Four simple rules for digital preservation!
by Heidi Winkler, Digital Preservation Librarian and Scholarly Communication Team member.
April 23-29, 2017 marks the American Library Association’s annual Preservation Week, a celebration of all things library preservation.
These are rules that I use in my work at the institutional level, and they are concepts that will take you far in the work you do on a personal level. These concepts are particularly vital for works-in-progress.
It would break my heart if you lost your only copy of your dissertation the day before it was due because of a hard drive crash, and I’m sure it would break yours, too. Therefore, keep all of this in mind whether you take part in formal open access efforts or not.

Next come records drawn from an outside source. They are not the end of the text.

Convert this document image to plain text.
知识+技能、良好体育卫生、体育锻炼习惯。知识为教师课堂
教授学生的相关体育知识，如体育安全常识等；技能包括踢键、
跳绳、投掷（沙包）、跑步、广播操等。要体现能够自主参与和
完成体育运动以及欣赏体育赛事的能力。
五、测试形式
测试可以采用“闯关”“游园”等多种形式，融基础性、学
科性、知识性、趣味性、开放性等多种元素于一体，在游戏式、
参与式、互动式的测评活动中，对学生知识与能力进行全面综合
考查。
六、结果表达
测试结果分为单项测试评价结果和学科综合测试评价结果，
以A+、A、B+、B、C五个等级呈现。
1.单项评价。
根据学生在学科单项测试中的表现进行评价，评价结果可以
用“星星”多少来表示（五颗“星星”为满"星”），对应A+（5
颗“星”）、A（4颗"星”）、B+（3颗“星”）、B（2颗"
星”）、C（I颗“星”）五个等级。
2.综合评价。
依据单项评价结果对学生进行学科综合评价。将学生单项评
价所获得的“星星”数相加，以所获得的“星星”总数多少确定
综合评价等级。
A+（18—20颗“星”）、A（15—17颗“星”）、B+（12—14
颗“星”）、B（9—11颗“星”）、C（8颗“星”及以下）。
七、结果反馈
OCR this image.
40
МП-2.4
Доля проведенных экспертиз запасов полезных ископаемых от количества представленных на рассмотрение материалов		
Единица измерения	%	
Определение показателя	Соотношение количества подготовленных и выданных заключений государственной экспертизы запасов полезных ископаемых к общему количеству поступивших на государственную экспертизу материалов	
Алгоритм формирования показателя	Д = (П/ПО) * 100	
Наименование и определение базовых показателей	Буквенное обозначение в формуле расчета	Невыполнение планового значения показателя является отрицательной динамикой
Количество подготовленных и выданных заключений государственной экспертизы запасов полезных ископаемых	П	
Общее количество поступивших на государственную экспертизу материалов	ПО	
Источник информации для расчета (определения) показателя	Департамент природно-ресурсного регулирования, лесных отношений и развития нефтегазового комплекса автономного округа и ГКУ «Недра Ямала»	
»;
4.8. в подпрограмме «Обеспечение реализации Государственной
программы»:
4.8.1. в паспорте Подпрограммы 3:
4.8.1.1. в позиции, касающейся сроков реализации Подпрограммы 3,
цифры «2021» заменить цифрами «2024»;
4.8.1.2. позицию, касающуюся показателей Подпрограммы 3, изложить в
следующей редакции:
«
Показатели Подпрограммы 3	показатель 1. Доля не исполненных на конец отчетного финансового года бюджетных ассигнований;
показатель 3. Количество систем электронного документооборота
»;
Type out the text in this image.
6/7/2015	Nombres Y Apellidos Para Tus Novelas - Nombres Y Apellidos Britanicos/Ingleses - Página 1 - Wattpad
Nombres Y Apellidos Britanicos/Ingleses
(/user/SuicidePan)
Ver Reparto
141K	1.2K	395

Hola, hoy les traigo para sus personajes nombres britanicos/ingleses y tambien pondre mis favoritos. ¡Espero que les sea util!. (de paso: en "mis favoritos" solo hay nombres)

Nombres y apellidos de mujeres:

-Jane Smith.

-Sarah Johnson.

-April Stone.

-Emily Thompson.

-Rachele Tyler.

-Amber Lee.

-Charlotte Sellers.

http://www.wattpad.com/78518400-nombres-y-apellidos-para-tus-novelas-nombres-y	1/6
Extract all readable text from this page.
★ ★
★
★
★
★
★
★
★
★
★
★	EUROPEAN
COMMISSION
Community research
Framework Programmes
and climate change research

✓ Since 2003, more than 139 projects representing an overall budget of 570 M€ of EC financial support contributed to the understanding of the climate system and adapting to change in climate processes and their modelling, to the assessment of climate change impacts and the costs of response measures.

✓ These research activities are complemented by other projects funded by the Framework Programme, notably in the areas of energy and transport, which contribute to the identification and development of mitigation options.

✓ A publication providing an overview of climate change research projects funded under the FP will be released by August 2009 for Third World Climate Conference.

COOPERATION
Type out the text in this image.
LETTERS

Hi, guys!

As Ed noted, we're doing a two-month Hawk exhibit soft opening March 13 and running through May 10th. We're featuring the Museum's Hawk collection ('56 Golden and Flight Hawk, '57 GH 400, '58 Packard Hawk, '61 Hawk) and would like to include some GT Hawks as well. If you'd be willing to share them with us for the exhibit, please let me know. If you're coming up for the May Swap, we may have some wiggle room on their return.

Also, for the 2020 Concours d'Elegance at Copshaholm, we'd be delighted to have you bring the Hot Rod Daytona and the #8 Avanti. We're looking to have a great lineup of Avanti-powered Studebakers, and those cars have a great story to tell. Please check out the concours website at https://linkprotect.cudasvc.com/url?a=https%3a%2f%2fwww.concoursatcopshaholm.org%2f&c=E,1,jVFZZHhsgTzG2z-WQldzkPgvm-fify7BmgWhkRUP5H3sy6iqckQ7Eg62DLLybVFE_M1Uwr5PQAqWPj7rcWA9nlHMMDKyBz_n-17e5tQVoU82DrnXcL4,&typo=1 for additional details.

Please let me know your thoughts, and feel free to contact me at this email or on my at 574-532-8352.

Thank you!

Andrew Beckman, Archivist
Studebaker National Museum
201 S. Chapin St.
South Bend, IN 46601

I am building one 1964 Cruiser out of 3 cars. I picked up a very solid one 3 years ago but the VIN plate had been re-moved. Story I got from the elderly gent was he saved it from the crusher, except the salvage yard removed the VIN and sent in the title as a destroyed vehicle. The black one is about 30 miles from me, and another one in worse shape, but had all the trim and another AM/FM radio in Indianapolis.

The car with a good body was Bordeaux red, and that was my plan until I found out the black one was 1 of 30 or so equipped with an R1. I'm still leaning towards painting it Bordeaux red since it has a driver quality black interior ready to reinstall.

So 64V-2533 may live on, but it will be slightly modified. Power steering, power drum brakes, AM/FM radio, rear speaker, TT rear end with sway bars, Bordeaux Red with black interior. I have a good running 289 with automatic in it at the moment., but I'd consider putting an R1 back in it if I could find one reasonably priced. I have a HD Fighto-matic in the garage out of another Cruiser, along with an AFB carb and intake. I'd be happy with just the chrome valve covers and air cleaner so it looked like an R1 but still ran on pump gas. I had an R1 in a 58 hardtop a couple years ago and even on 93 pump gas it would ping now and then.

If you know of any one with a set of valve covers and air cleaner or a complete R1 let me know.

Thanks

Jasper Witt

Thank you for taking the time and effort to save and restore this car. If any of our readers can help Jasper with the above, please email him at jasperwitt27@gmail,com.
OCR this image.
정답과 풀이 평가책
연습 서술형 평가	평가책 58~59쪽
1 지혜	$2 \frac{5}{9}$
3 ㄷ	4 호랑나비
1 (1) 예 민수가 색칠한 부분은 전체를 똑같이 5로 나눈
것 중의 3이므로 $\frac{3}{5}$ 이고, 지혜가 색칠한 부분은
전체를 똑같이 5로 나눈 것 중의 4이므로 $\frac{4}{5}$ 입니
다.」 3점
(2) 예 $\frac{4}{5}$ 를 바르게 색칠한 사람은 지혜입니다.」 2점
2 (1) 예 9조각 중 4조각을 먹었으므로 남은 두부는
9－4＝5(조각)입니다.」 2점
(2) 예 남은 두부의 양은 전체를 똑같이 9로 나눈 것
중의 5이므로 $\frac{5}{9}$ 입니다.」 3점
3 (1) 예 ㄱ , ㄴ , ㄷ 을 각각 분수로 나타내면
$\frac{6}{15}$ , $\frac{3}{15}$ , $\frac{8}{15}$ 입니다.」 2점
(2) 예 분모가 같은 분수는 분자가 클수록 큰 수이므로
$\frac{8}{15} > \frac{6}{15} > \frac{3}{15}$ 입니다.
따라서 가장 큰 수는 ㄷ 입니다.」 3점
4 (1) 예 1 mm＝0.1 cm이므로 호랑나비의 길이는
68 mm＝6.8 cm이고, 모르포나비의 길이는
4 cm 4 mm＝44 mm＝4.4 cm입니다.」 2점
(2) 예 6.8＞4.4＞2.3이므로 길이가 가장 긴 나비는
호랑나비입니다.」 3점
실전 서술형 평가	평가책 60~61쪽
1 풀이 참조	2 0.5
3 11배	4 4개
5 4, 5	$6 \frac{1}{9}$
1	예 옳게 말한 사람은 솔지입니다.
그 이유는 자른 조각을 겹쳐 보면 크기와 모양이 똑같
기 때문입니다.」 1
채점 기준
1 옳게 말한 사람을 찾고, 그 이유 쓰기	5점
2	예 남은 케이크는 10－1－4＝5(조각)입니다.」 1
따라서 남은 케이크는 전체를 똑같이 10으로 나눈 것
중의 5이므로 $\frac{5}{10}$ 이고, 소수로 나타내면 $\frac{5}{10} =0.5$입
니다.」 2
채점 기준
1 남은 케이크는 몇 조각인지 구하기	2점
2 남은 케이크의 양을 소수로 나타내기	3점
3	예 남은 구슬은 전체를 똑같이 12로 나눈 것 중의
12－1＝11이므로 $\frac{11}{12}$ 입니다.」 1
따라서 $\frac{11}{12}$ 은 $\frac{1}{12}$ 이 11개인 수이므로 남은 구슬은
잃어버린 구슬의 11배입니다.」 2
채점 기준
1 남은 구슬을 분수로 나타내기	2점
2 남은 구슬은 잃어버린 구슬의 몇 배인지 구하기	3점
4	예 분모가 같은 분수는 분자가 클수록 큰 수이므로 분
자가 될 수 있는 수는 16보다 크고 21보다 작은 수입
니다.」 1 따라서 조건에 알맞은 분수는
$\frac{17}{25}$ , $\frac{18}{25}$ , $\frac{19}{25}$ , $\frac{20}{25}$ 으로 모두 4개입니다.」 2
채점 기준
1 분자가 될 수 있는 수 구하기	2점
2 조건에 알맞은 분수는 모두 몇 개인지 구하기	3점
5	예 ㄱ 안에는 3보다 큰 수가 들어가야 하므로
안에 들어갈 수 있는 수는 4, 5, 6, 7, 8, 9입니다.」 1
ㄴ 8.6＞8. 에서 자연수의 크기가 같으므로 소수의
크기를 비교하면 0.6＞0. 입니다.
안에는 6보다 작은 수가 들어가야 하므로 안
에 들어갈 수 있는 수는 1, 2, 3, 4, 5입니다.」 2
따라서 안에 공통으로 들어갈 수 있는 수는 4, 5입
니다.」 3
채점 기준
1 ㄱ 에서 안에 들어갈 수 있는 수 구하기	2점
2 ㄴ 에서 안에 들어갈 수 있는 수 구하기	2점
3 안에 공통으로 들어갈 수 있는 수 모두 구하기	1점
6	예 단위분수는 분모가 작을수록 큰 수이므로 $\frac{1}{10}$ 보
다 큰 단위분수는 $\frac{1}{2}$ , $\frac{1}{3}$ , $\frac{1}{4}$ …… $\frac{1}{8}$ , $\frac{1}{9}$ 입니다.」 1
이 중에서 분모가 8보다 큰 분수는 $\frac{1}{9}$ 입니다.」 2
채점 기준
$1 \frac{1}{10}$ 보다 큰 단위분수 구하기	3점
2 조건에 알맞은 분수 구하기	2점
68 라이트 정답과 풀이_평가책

1. Have Multiple Copies in Multiple Locations
When I say “multiple copies,” I do mean multiple copies and not just “backing up” an item. You need to consciously create another copy of the work to be put in another geographic location. It is best practice to use common file formats like Microsoft Word, PDF, or JPEG. If you want to go gung ho in your preservation efforts, the Library of Congress has a list of Recommended File Formats.
It’s important to get the copies off your computer. Use a flash drive, external hard drive, CD/DVD, a cloud service, etc. And mix it up a bit – save something in DropBox, email it to yourself, and also save it to a thumb drive.
Store the copies in physically separate locations. (And I don’t just mean keeping your laptop in your bedroom and your external hard drive on the coffee table in the living room.) Other locations mean: your office on campus, cloud services, servers in other locations, etc. Basically, just assure that if natural disaster hits the main place where you keep important digital documents and materials, those items are safe because there’s a copy somewhere else.
It is important to note, though, that simply uploading an item to a website is not digital preservation in and of itself. Just like the items it contains, the internet is fragile. If you’ve even encountered one “404” page, you know that links rot and expire. I highly recommend maintaining both an on- and off-line presence for your digital items.
2. Give Those Copies Good Names
Most of us probably are not very good at giving files names that are designed to last for the long-term, and why should we? Most of the time we are the only ones who will see these files, and certainly we’ll understand our own codes to ourselves forever, right?
Scenario 1: If “blergh.docx” is my journal article, will I remember that in 15 years, long after publication and long after I’ve had lots of other way more important things to remember? No. (e.g. The Libraries have alumni who can’t remember under which first or last name they submitted their thesis or dissertation.)
Scenario 2: Let’s say someone has my computer and needs to open my article, but I’m not there to tell them that it’s saved under “blergh.docx”. How would they ever be able to find it without a lot of detective work? Also, others could delete it by accident, having no idea they just deleted months’ worth of work, just because the file name meant nothing to them.
3. Check on the Copies Regularly
The technical term for checking on files to make sure they are still usable is called “file fixity,” in which one ensures that a digital object has not been corrupted or altered. You can tear a piece of paper and still theoretically be able to read and use the content contained on that paper. If one bit of a digital file becomes corrupted, you might never be able to open that file again.
You should first check for file fixity when you first move a copy to a new location to make sure it copied correctly. Then, open those copies at least once a year to make sure they still can open. If you have a website, it’s also a good time to check for those broken links.
And if you’re feeling especially hardcore about file fixity, download a checksum tool. There are plenty of good open source ones online. A checksum is a series of numbers assigned to a digital item. If you re-check that item later and find that the number has changed, then you know that item has been altered as well.
4. Be Ready to Migrate the Copies to New Media
Finally, file migration. Your CDs, DVDs, thumb drives, and hard drives will break down over time, especially if you’re not actively using them. Plan to create new copies on different media every five years, at the least. Also be on the lookout for obsolescence. Think of floppy disks or VHS tapes; those are media that are basically obsolete. It is getting harder to find players for them, and when you do find them, they may not work anymore. If you’re not actively using these media, they’re deteriorating.
A catchier way of thinking about this is, “If it’s not running, it’s rotting!” And one day, our flash drives and DVDs will join those ranks of obsolete media. This threat is where multiple cloud storage providers come in handy. When you put something in the cloud, you’re putting it on a server that is constantly refreshing itself. It may often be better than just using fixed media. That said, third-party companies rise and fall every day, so don’t put all your digital eggs in one internet storage provider’s basket.
No one “digital preservation solution” exists. You can’t just download some program once and be done with it. Digital preservation is a series of steps that you need to perform on a regular basis. Preservation is an investment of time and resources from the very beginning of a project. But it’s absolutely worth it for those items that you want to keep long-term or those items that define your personal brand. If you can integrate even just one of the above rules into your daily work, you’re improving your chances for a better and hopefully more open digital future.